The Interior Department's reorganization of its oil and gas agencies may jeopardize the agency's ability to effectively manage revenue collection and meet its oil and gas oversight and government responsibility, according to Congress's watchdog.
The Government Accountability Office (GAO) testified for the House Oversight and Government Reform Committee's hearing on the Deepwater Horizon oil spill cleanup this morning that even before the spill, Interior collected lower levels of oil and gas revenue in the U.S. Gulf of Mexico than "all but 11 of 104 oil and gas resource owners" (during higher gas prices, no less). And although it's a worthwhile effort, the post-spill reorganization--which appropriately separates the auditing and leasing functions out of the agency formerly known as the Minerals Management Service (MMS)--only increases the risk of taxpayers losing out on their fair share because of the administrative burden it represents. The GAO also raised concerns that problems with recruitment and turnover for oversight positions made it more difficult to ensure royalty payment accuracy.
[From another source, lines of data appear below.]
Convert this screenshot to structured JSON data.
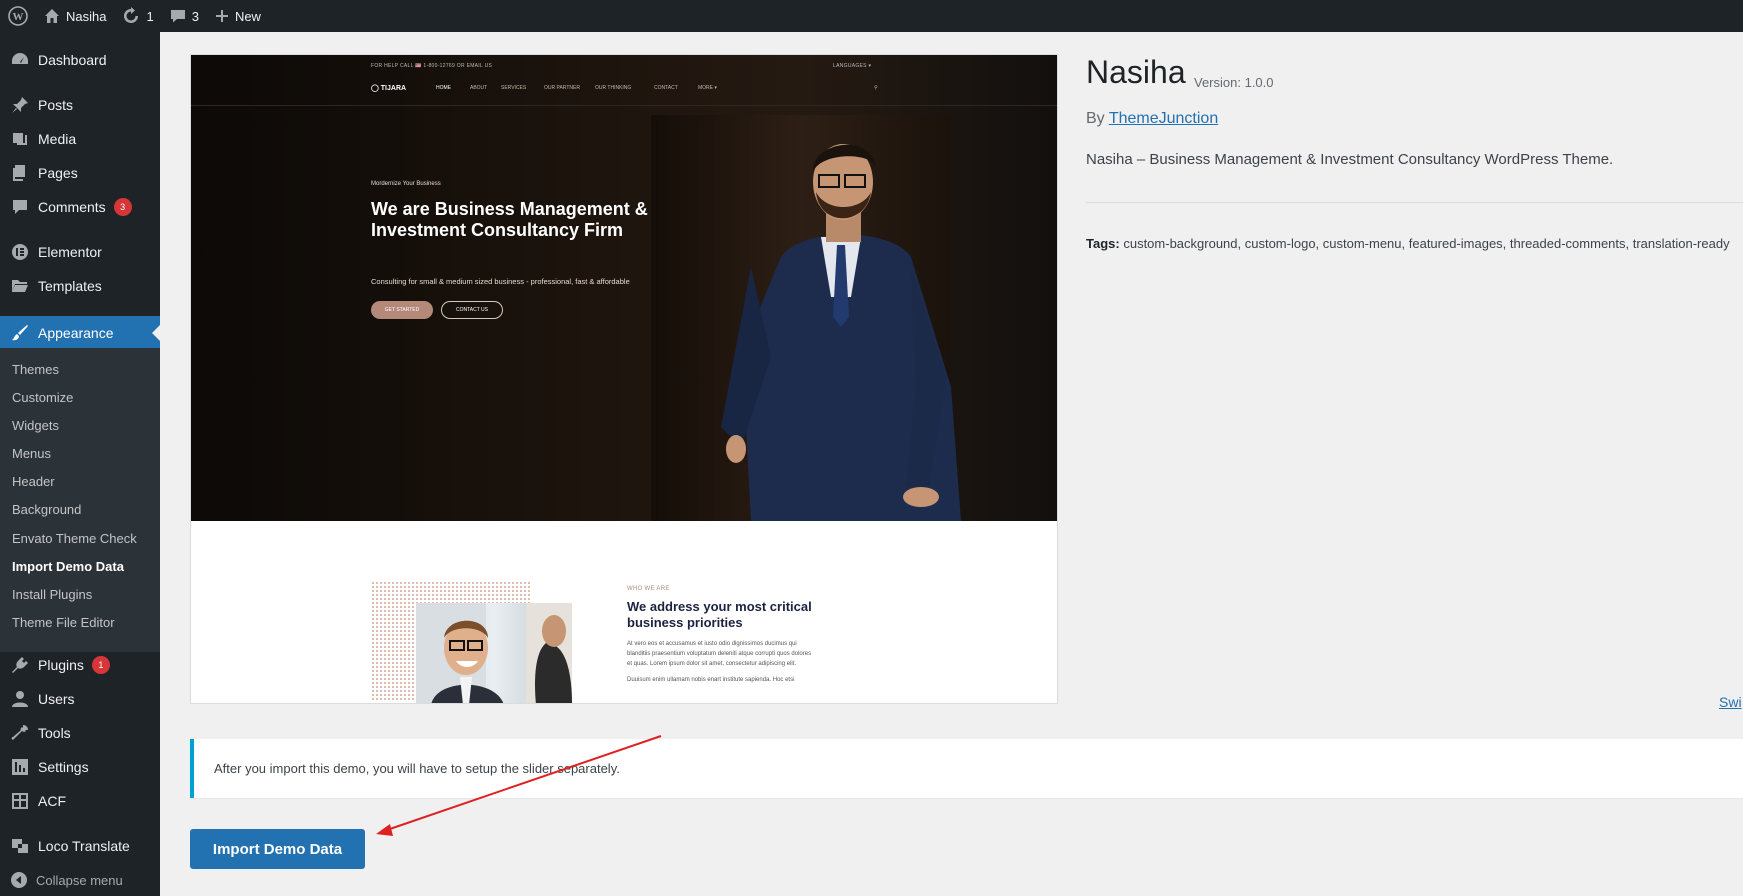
{
  "adminbar": {
    "site_name": "Nasiha",
    "updates_count": "1",
    "comments_count": "3",
    "new_label": "New"
  },
  "sidebar": {
    "dashboard": "Dashboard",
    "posts": "Posts",
    "media": "Media",
    "pages": "Pages",
    "comments": "Comments",
    "comments_badge": "3",
    "elementor": "Elementor",
    "templates": "Templates",
    "appearance": "Appearance",
    "submenu": {
      "themes": "Themes",
      "customize": "Customize",
      "widgets": "Widgets",
      "menus": "Menus",
      "header": "Header",
      "background": "Background",
      "envato": "Envato Theme Check",
      "import": "Import Demo Data",
      "install": "Install Plugins",
      "editor": "Theme File Editor"
    },
    "plugins": "Plugins",
    "plugins_badge": "1",
    "users": "Users",
    "tools": "Tools",
    "settings": "Settings",
    "acf": "ACF",
    "loco": "Loco Translate",
    "collapse": "Collapse menu"
  },
  "preview": {
    "topbar_left": "FOR HELP CALL  🇺🇸  1-800-12769 OR  EMAIL US",
    "topbar_right": "LANGUAGES ▾",
    "logo": "◯ TIJARA",
    "nav": [
      "HOME",
      "ABOUT",
      "SERVICES",
      "OUR PARTNER",
      "OUR THINKING",
      "CONTACT",
      "MORE ▾"
    ],
    "kicker": "Mordernize Your Business",
    "title": "We are Business Management & Investment Consultancy Firm",
    "subtitle": "Consulting for small & medium sized business - professional, fast & affordable",
    "btn_primary": "GET STARTED",
    "btn_secondary": "CONTACT US",
    "who_kicker": "WHO WE ARE",
    "who_title": "We address your most critical business priorities",
    "who_text": "At vero eos et accusamus et iusto odio dignissimos ducimus qui blanditiis praesentium voluptatum deleniti atque corrupti quos dolores et quas. Lorem ipsum dolor sit amet, consectetur adipiscing elit.",
    "who_text2": "Duuisum enim ullamam nobis enart institute sapienda. Hoc etsi"
  },
  "theme": {
    "name": "Nasiha",
    "version": "Version: 1.0.0",
    "by": "By",
    "author": "ThemeJunction",
    "description": "Nasiha – Business Management & Investment Consultancy WordPress Theme.",
    "tags_label": "Tags:",
    "tags": "custom-background, custom-logo, custom-menu, featured-images, threaded-comments, translation-ready",
    "switch_link": "Swi"
  },
  "notice": "After you import this demo, you will have to setup the slider separately.",
  "import_button": "Import Demo Data",
  "colors": {
    "admin_dark": "#1d2327",
    "accent": "#2271b1",
    "badge": "#d63638",
    "annotation_arrow": "#e02020"
  }
}
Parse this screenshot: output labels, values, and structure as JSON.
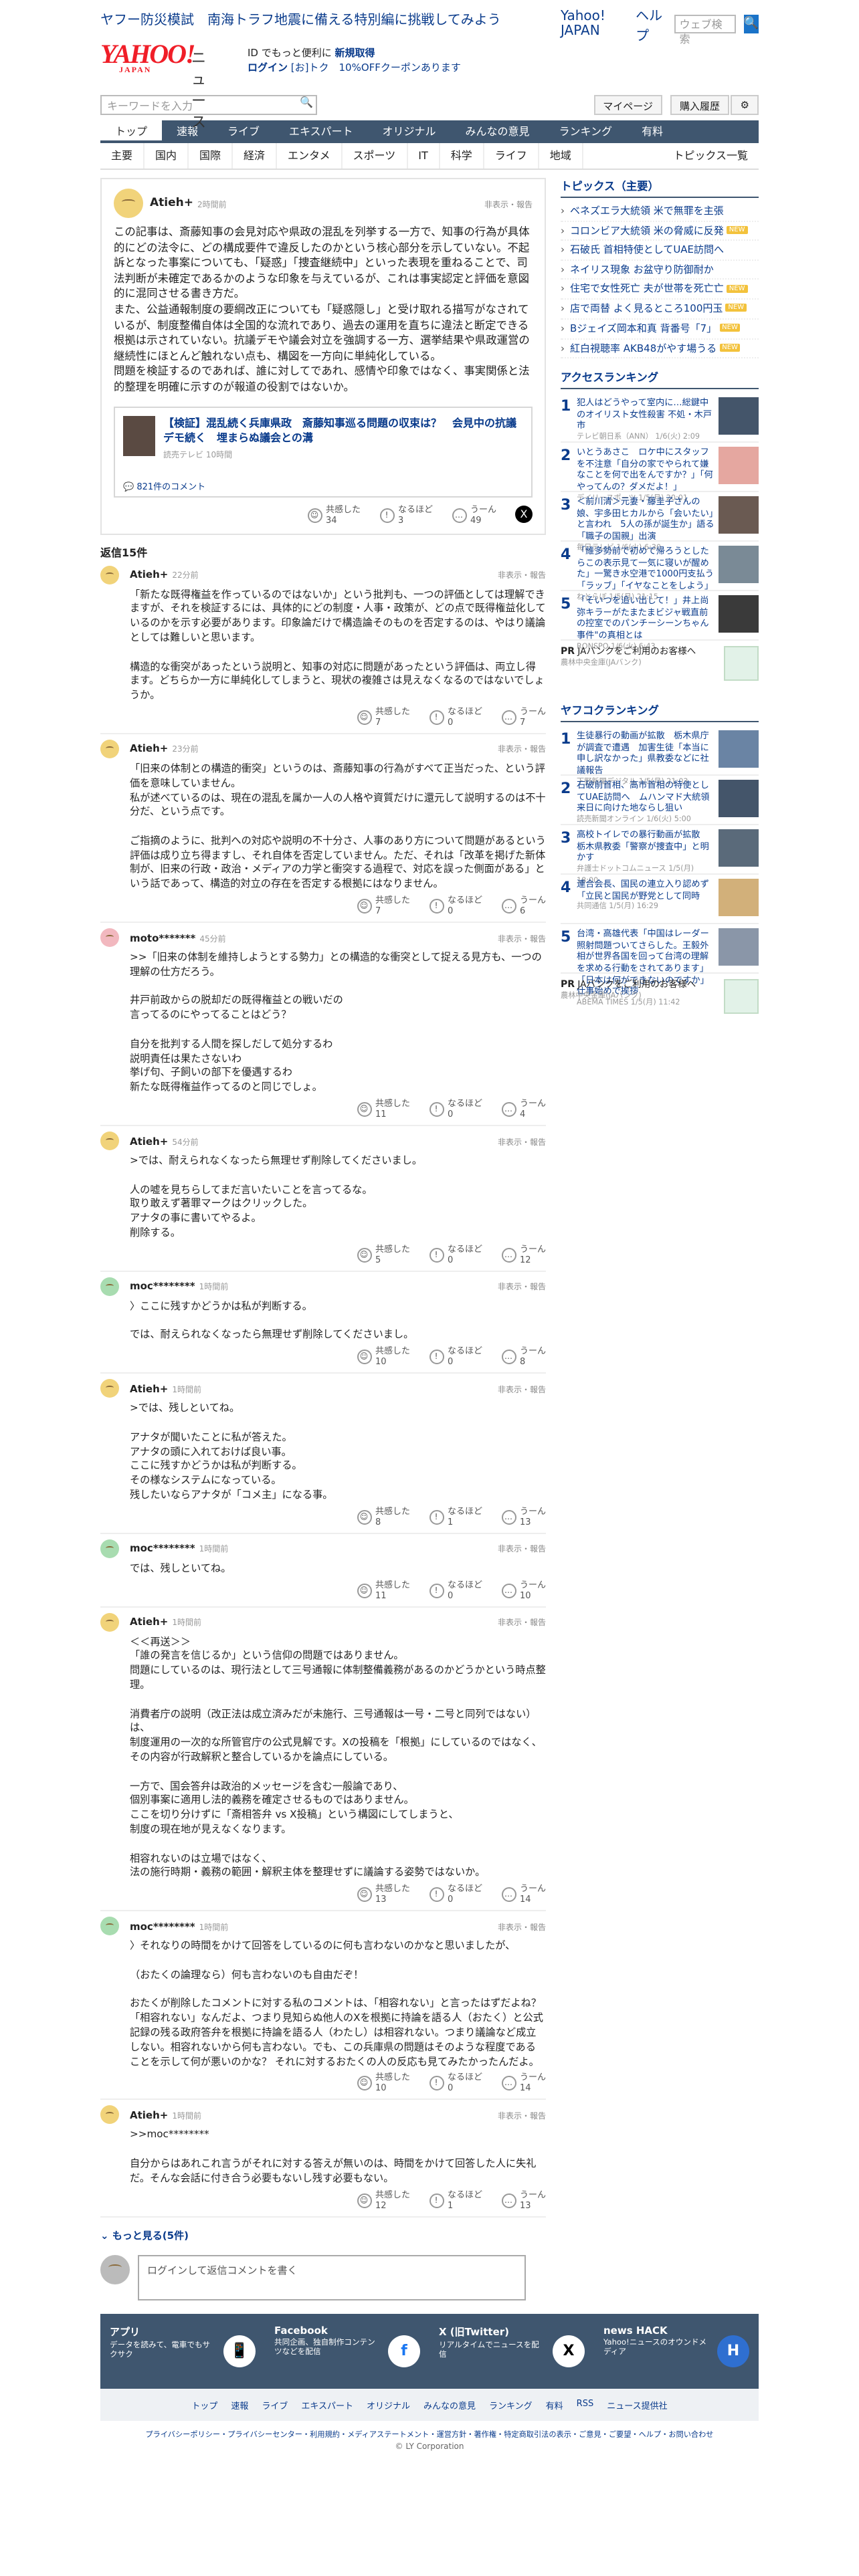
{
  "topbar": {
    "left": "ヤフー防災模試　南海トラフ地震に備える特別編に挑戦してみよう",
    "links": [
      "Yahoo! JAPAN",
      "ヘルプ"
    ],
    "search_placeholder": "ウェブ検索",
    "search_btn": "🔍"
  },
  "header": {
    "logo": "YAHOO!",
    "logo_sub": "JAPAN",
    "news": "ニュース",
    "promo1": "ID でもっと便利に",
    "promo1b": "新規取得",
    "promo2": "ログイン",
    "promo2b": "[お]トク　10%OFFクーポンあります"
  },
  "search": {
    "placeholder": "キーワードを入力",
    "mypage": "マイページ",
    "history": "購入履歴",
    "gear": "⚙"
  },
  "nav": [
    "トップ",
    "速報",
    "ライブ",
    "エキスパート",
    "オリジナル",
    "みんなの意見",
    "ランキング",
    "有料"
  ],
  "subnav": [
    "主要",
    "国内",
    "国際",
    "経済",
    "エンタメ",
    "スポーツ",
    "IT",
    "科学",
    "ライフ",
    "地域"
  ],
  "subnav_right": "トピックス一覧",
  "post": {
    "user": "Atieh+",
    "time": "2時間前",
    "report": "非表示・報告",
    "body": "この記事は、斎藤知事の会見対応や県政の混乱を列挙する一方で、知事の行為が具体的にどの法令に、どの構成要件で違反したのかという核心部分を示していない。不起訴となった事案についても、「疑惑」「捜査継続中」といった表現を重ねることで、司法判断が未確定であるかのような印象を与えているが、これは事実認定と評価を意図的に混同させる書き方だ。\nまた、公益通報制度の要綱改正についても「疑惑隠し」と受け取れる描写がなされているが、制度整備自体は全国的な流れであり、過去の運用を直ちに違法と断定できる根拠は示されていない。抗議デモや議会対立を強調する一方、選挙結果や県政運営の継続性にほとんど触れない点も、構図を一方向に単純化している。\n問題を検証するのであれば、誰に対してであれ、感情や印象ではなく、事実関係と法的整理を明確に示すのが報道の役割ではないか。",
    "related_title": "【検証】混乱続く兵庫県政　斎藤知事巡る問題の収束は？　会見中の抗議デモ続く　埋まらぬ議会との溝",
    "related_src": "読売テレビ 10時間",
    "related_comments": "821件のコメント",
    "reacts": [
      {
        "label": "共感した",
        "count": "34"
      },
      {
        "label": "なるほど",
        "count": "3"
      },
      {
        "label": "うーん",
        "count": "49"
      }
    ]
  },
  "replies_label": "返信15件",
  "replies": [
    {
      "user": "Atieh+",
      "time": "22分前",
      "av": "y",
      "body": "「新たな既得権益を作っているのではないか」という批判も、一つの評価としては理解できますが、それを検証するには、具体的にどの制度・人事・政策が、どの点で既得権益化しているのかを示す必要があります。印象論だけで構造論そのものを否定するのは、やはり議論としては難しいと思います。\n\n構造的な衝突があったという説明と、知事の対応に問題があったという評価は、両立し得ます。どちらか一方に単純化してしまうと、現状の複雑さは見えなくなるのではないでしょうか。",
      "r": [
        "7",
        "0",
        "7"
      ]
    },
    {
      "user": "Atieh+",
      "time": "23分前",
      "av": "y",
      "body": "「旧来の体制との構造的衝突」というのは、斎藤知事の行為がすべて正当だった、という評価を意味していません。\n私が述べているのは、現在の混乱を属か一人の人格や資質だけに還元して説明するのは不十分だ、という点です。\n\nご指摘のように、批判への対応や説明の不十分さ、人事のあり方について問題があるという評価は成り立ち得ますし、それ自体を否定していません。ただ、それは「改革を掲げた新体制が、旧来の行政・政治・メディアの力学と衝突する過程で、対応を誤った側面がある」という話であって、構造的対立の存在を否定する根拠にはなりません。",
      "r": [
        "7",
        "0",
        "6"
      ]
    },
    {
      "user": "moto*******",
      "time": "45分前",
      "av": "p",
      "body": ">>「旧来の体制を維持しようとする勢力」との構造的な衝突として捉える見方も、一つの理解の仕方だろう。\n\n井戸前政からの脱却だの既得権益との戦いだの\n言ってるのにやってることはどう？\n\n自分を批判する人間を探しだして処分するわ\n説明責任は果たさないわ\n挙げ句、子飼いの部下を優遇するわ\n新たな既得権益作ってるのと同じでしょ。",
      "r": [
        "11",
        "0",
        "4"
      ]
    },
    {
      "user": "Atieh+",
      "time": "54分前",
      "av": "y",
      "body": ">では、耐えられなくなったら無理せず削除してくださいまし。\n\n人の嘘を見ちらしてまだ言いたいことを言ってるな。\n取り敢えず著罪マークはクリックした。\nアナタの事に書いてやるよ。\n削除する。",
      "r": [
        "5",
        "0",
        "12"
      ]
    },
    {
      "user": "moc********",
      "time": "1時間前",
      "av": "g",
      "body": "〉ここに残すかどうかは私が判断する。\n\nでは、耐えられなくなったら無理せず削除してくださいまし。",
      "r": [
        "10",
        "0",
        "8"
      ]
    },
    {
      "user": "Atieh+",
      "time": "1時間前",
      "av": "y",
      "body": ">では、残しといてね。\n\nアナタが聞いたことに私が答えた。\nアナタの頭に入れておけば良い事。\nここに残すかどうかは私が判断する。\nその様なシステムになっている。\n残したいならアナタが「コメ主」になる事。",
      "r": [
        "8",
        "1",
        "13"
      ]
    },
    {
      "user": "moc********",
      "time": "1時間前",
      "av": "g",
      "body": "では、残しといてね。",
      "r": [
        "11",
        "0",
        "10"
      ]
    },
    {
      "user": "Atieh+",
      "time": "1時間前",
      "av": "y",
      "body": "＜＜再送＞＞\n「誰の発言を信じるか」という信仰の問題ではありません。\n問題にしているのは、現行法として三号通報に体制整備義務があるのかどうかという時点整理。\n\n消費者庁の説明（改正法は成立済みだが未施行、三号通報は一号・二号と同列ではない）は、\n制度運用の一次的な所管官庁の公式見解です。Xの投稿を「根拠」にしているのではなく、その内容が行政解釈と整合しているかを論点にしている。\n\n一方で、国会答弁は政治的メッセージを含む一般論であり、\n個別事案に適用し法的義務を確定させるものではありません。\nここを切り分けずに「斎相答弁 vs X投稿」という構図にしてしまうと、\n制度の現在地が見えなくなります。\n\n相容れないのは立場ではなく、\n法の施行時期・義務の範囲・解釈主体を整理せずに議論する姿勢ではないか。",
      "r": [
        "13",
        "0",
        "14"
      ]
    },
    {
      "user": "moc********",
      "time": "1時間前",
      "av": "g",
      "body": "〉それなりの時間をかけて回答をしているのに何も言わないのかなと思いましたが、\n\n（おたくの論理なら）何も言わないのも自由だぞ！\n\nおたくが削除したコメントに対する私のコメントは、「相容れない」と言ったはずだよね？「相容れない」なんだよ、つまり見知らぬ他人のXを根拠に持論を語る人（おたく）と公式記録の残る政府答弁を根拠に持論を語る人（わたし）は相容れない。つまり議論など成立しない。相容れないから何も言わない。でも、この兵庫県の問題はそのような程度であることを示して何が悪いのかな？ それに対するおたくの人の反応も見てみたかったんだよ。",
      "r": [
        "10",
        "0",
        "14"
      ]
    },
    {
      "user": "Atieh+",
      "time": "1時間前",
      "av": "y",
      "body": ">>moc********\n\n自分からはあれこれ言うがそれに対する答えが無いのは、時間をかけて回答した人に失礼だ。そんな会話に付き合う必要もないし残す必要もない。",
      "r": [
        "12",
        "1",
        "13"
      ]
    }
  ],
  "more_label": "もっと見る(5件)",
  "reply_placeholder": "ログインして返信コメントを書く",
  "topics_head": "トピックス（主要）",
  "topics": [
    {
      "t": "ベネズエラ大統領 米で無罪を主張",
      "b": ""
    },
    {
      "t": "コロンビア大統領 米の脅威に反発",
      "b": "NEW"
    },
    {
      "t": "石破氏 首相特使としてUAE訪問へ",
      "b": ""
    },
    {
      "t": "ネイリス現象 お盆守り防御耐か",
      "b": ""
    },
    {
      "t": "住宅で女性死亡 夫が世帯を死亡亡",
      "b": "NEW"
    },
    {
      "t": "店で両替 よく見るところ100円玉",
      "b": "NEW"
    },
    {
      "t": "Bジェイズ岡本和真 背番号「7」",
      "b": "NEW"
    },
    {
      "t": "紅白視聴率 AKB48がやす場うる",
      "b": "NEW"
    }
  ],
  "ranking_head": "アクセスランキング",
  "ranking": [
    {
      "n": "1",
      "t": "犯人はどうやって室内に…総鍵中のオイリスト女性殺害 不処・木戸市",
      "s": "テレビ朝日系（ANN） 1/6(火) 2:09",
      "c": "#44556a"
    },
    {
      "n": "2",
      "t": "いとうあさこ　ロケ中にスタッフを不注意「自分の家でやられて嫌なことを何で出をんですか？」「何やってんの？ダメだよ！」",
      "s": "デイリースポーツ 1/5(月) 20:01",
      "c": "#e5a7a0"
    },
    {
      "n": "3",
      "t": "＜前川清＞元妻・藤圭子さんの娘、宇多田ヒカルから「会いたい」と言われ　5人の孫が誕生か」語る「職子の国親」出演",
      "s": "毎日テレビ 1/6(火) 6:30",
      "c": "#6a5a52"
    },
    {
      "n": "4",
      "t": "「維多勢前で初めて帰ろうとしたらこの表示見て一気に寝いが醒めた」一驚き水空港で1000円支払う「ラッブ」「イヤなことをしよう」",
      "s": "ねとらぼ 1/5(月) 21:15",
      "c": "#7a8a96"
    },
    {
      "n": "5",
      "t": "「そいつを追い出して！」井上尚弥キラーがたまたまビジャ戦直前の控室でのパンチーシーンちゃん事件\"の真相とは",
      "s": "RONSPO 1/6(火) 6:43",
      "c": "#3a3a3a"
    }
  ],
  "pr1": {
    "t": "JAバンクをご利用のお客様へ",
    "s": "農林中央金庫(JAバンク)",
    "label": "PR"
  },
  "yahooranking_head": "ヤフコクランキング",
  "ranking2": [
    {
      "n": "1",
      "t": "生徒暴行の動画が拡散　栃木県庁が調査で遭遇　加害生徒「本当に申し訳なかった」県教委などに社議報告",
      "s": "下野新聞デジタル 1/5(月) 21:03",
      "c": "#6a84a4"
    },
    {
      "n": "2",
      "t": "石破前首相、高市首相の特使としてUAE訪問へ　ムハンマド大統領来日に向けた地ならし狙い",
      "s": "読売新聞オンライン 1/6(火) 5:00",
      "c": "#44556a"
    },
    {
      "n": "3",
      "t": "高校トイレでの暴行動画が拡散　栃木県教委「警察が捜査中」と明かす",
      "s": "弁護士ドットコムニュース 1/5(月) 18:00",
      "c": "#5a6a7a"
    },
    {
      "n": "4",
      "t": "連合会長、国民の連立入り認めず「立民と国民が野党として同時",
      "s": "共同通信 1/5(月) 16:29",
      "c": "#d2b07a"
    },
    {
      "n": "5",
      "t": "台湾・高雄代表「中国はレーダー照射問題ついてさらした。王毅外相が世界各国を回って台湾の理解を求める行動をされてあります」「日本は何ができないのですか」仕事始めで挨拶",
      "s": "ABEMA TIMES 1/5(月) 11:42",
      "c": "#8a96a8"
    }
  ],
  "pr2": {
    "t": "JAバンクをご利用のお客様へ",
    "s": "農林中央金庫(JAバンク)",
    "label": "PR"
  },
  "apps": [
    {
      "t": "アプリ",
      "s": "データを読みて、電車でもサクサク",
      "i": "📱"
    },
    {
      "t": "Facebook",
      "s": "共同企画、独自制作コンテンツなどを配信",
      "i": "f"
    },
    {
      "t": "X (旧Twitter)",
      "s": "リアルタイムでニュースを配信",
      "i": "X"
    },
    {
      "t": "news HACK",
      "s": "Yahoo!ニュースのオウンドメディア",
      "i": "H"
    }
  ],
  "footer_nav": [
    "トップ",
    "速報",
    "ライブ",
    "エキスパート",
    "オリジナル",
    "みんなの意見",
    "ランキング",
    "有料",
    "RSS",
    "ニュース提供社"
  ],
  "footer_links": "プライバシーポリシー・プライバシーセンター・利用規約・メディアステートメント・運営方針・著作権・特定商取引法の表示・ご意見・ご要望・ヘルプ・お問い合わせ",
  "copyright": "© LY Corporation"
}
Program risk in this area can be costly. Not only do oil and gas royalty revenues--$9 billion in total for fiscal year 2009--make up one of the largest sources of revenue for the federal government after taxes, but many states count on these royalties to be able to provide state-level services.
As of December 2010 the Interior department failed to implement many GAO recommendations to improve oil and gas management. The agency's failure to improve in this area landed it on the GAO's "high risk list" this year.
Mandy Smithberger is POGO Investigator.